Am vorderen Ende seines kleinen Kopfes befinden sich 10 Bartfäden. Das unterständige Maul ist eng, der Oberkiefer trägt sechs Barteln, der Unterkiefer vier. Zwei Paare längerer Barteln setzen am Oberrand des Oberkiefers an, ein anderes Paar in den Maulwinkeln und zwei Paare sehr kurzer Barteln befinden sich an der Unterlippe. Ins Maul eines großen Exemplars paßt ein 8er Haken mit zwei quicklebendigen Rotwürmern. Der Kopf ist meist bräunlich bis rötlich mit kleinen Punkten. Der für viele Schmerlen typische Dorn unter dem Auge fehlt.

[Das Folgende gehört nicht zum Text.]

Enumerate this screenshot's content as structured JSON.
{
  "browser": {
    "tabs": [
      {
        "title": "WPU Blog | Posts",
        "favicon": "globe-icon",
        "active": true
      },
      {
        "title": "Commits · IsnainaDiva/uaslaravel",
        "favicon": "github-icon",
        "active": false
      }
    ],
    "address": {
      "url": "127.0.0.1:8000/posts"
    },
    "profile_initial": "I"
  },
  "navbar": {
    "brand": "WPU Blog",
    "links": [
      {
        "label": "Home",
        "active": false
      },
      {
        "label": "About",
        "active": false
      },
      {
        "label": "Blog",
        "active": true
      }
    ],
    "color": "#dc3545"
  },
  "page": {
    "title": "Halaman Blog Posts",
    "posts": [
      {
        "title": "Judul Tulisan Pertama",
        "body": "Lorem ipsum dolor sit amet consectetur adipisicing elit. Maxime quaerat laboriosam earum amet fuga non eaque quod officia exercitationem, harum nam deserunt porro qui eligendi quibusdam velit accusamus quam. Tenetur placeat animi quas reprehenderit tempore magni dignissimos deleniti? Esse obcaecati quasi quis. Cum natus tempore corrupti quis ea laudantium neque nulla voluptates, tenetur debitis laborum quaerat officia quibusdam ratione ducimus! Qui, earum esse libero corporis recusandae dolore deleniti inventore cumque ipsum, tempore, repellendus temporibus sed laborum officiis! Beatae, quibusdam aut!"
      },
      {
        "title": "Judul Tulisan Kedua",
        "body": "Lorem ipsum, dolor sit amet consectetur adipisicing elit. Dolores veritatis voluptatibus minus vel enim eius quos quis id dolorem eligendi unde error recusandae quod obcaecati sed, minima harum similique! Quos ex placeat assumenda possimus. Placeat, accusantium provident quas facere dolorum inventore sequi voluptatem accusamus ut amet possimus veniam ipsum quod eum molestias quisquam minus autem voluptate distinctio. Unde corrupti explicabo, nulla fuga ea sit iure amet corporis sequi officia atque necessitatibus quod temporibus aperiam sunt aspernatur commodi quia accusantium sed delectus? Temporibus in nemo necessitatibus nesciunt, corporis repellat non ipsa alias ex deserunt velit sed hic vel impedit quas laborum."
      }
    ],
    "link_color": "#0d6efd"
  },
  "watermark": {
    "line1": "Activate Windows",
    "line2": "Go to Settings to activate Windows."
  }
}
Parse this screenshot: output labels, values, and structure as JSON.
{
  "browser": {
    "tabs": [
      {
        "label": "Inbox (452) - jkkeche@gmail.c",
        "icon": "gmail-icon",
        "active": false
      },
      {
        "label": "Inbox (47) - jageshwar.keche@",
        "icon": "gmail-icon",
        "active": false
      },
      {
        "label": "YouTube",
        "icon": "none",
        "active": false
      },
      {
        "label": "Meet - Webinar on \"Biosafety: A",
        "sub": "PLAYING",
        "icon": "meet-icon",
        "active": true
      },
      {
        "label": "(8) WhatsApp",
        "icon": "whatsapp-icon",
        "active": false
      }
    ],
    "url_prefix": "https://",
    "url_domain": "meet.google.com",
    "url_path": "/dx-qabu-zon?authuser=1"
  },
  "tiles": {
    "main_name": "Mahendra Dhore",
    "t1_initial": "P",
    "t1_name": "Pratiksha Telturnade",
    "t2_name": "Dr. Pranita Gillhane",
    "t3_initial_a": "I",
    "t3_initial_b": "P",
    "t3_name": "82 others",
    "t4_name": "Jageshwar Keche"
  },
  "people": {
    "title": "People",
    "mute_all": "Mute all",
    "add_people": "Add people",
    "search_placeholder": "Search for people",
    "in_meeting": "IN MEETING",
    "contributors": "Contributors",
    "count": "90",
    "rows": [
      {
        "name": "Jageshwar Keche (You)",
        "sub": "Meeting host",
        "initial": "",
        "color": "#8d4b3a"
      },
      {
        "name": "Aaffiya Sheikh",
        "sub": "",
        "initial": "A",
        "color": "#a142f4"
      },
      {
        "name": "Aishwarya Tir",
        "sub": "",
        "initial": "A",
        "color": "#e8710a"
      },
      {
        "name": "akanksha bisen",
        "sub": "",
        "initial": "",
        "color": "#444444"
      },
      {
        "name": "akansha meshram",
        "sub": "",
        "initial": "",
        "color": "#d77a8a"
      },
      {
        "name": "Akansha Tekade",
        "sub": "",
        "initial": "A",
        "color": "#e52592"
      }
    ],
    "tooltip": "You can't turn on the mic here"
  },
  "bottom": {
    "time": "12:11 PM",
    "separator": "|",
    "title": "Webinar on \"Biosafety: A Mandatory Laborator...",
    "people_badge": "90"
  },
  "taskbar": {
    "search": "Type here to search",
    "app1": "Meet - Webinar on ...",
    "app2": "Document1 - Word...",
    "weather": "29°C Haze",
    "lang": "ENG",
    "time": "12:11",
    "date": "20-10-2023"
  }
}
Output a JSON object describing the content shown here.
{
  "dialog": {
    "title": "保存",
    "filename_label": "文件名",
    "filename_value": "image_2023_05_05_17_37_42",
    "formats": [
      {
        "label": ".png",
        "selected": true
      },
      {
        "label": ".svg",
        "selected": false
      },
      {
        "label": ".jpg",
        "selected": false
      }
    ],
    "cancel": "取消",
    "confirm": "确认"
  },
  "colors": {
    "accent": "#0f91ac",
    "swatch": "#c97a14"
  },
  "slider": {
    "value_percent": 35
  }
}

Seine Haut ist stark schleimig, die Rundschuppen sehr klein und tief in die schleimige Haut eingebettet. Die Fische sind von brauner Farbe, braun bis orange, Seiten und Bauch sind gelb, die Bauchseite ist hell, seltener rötlich mit einem breiten und zwei schmaleren dunklen Streifen, die vom Kopf bis zur Schwanzwurzel ziehen. Die Flossen sind gewöhnlich gelbbraun mit dunklen Flecken, die Schwanzflosse ist abgerundet, die Seitenlinie unvollständig. Das Männchen hat eine um ca. ein Drittel größere Brustflosse als das Weibchen.

Schlammpeitzger leben als heimliche Gesellen in stehenden oder langsam fließenden Gewässern, verschlammten Teichen, Tümpeln und alten Flussarmen meist am Grund, in den sie sich zuweilen bis zu 70 Zentimeter tief einbohren. Der Fisch bevorzugt sehr strömungsarme Standorte mit einer lockeren Schlammauflage von 0,5-1 Meter Mächtigkeit und reichem Bewuchs mit Wasserpflanzen, welche ihm Schutz und Nahrung bieten. Oft handelt es sich bei solch sumpfigen Gewässern um Gräben (Sekundärbiotope). Im Oberrheingebiet stellen insbesondere wasserpflanzenreiche Altrheine und zufließende, verkrautete Gewässer/Gräben mit weichem Substrat günstige Habitate dar. Schlammpeitzger sind besonders in der Nacht aktiv und halten sich tagsüber verborgen. An manchen Standorten mit akutem Sauerstoffmangel sind sie nicht selten die einzigen lebenden Fische, denn sie können – nachdem sie an die Oberfläche geschwommen sind – Luft verschlucken.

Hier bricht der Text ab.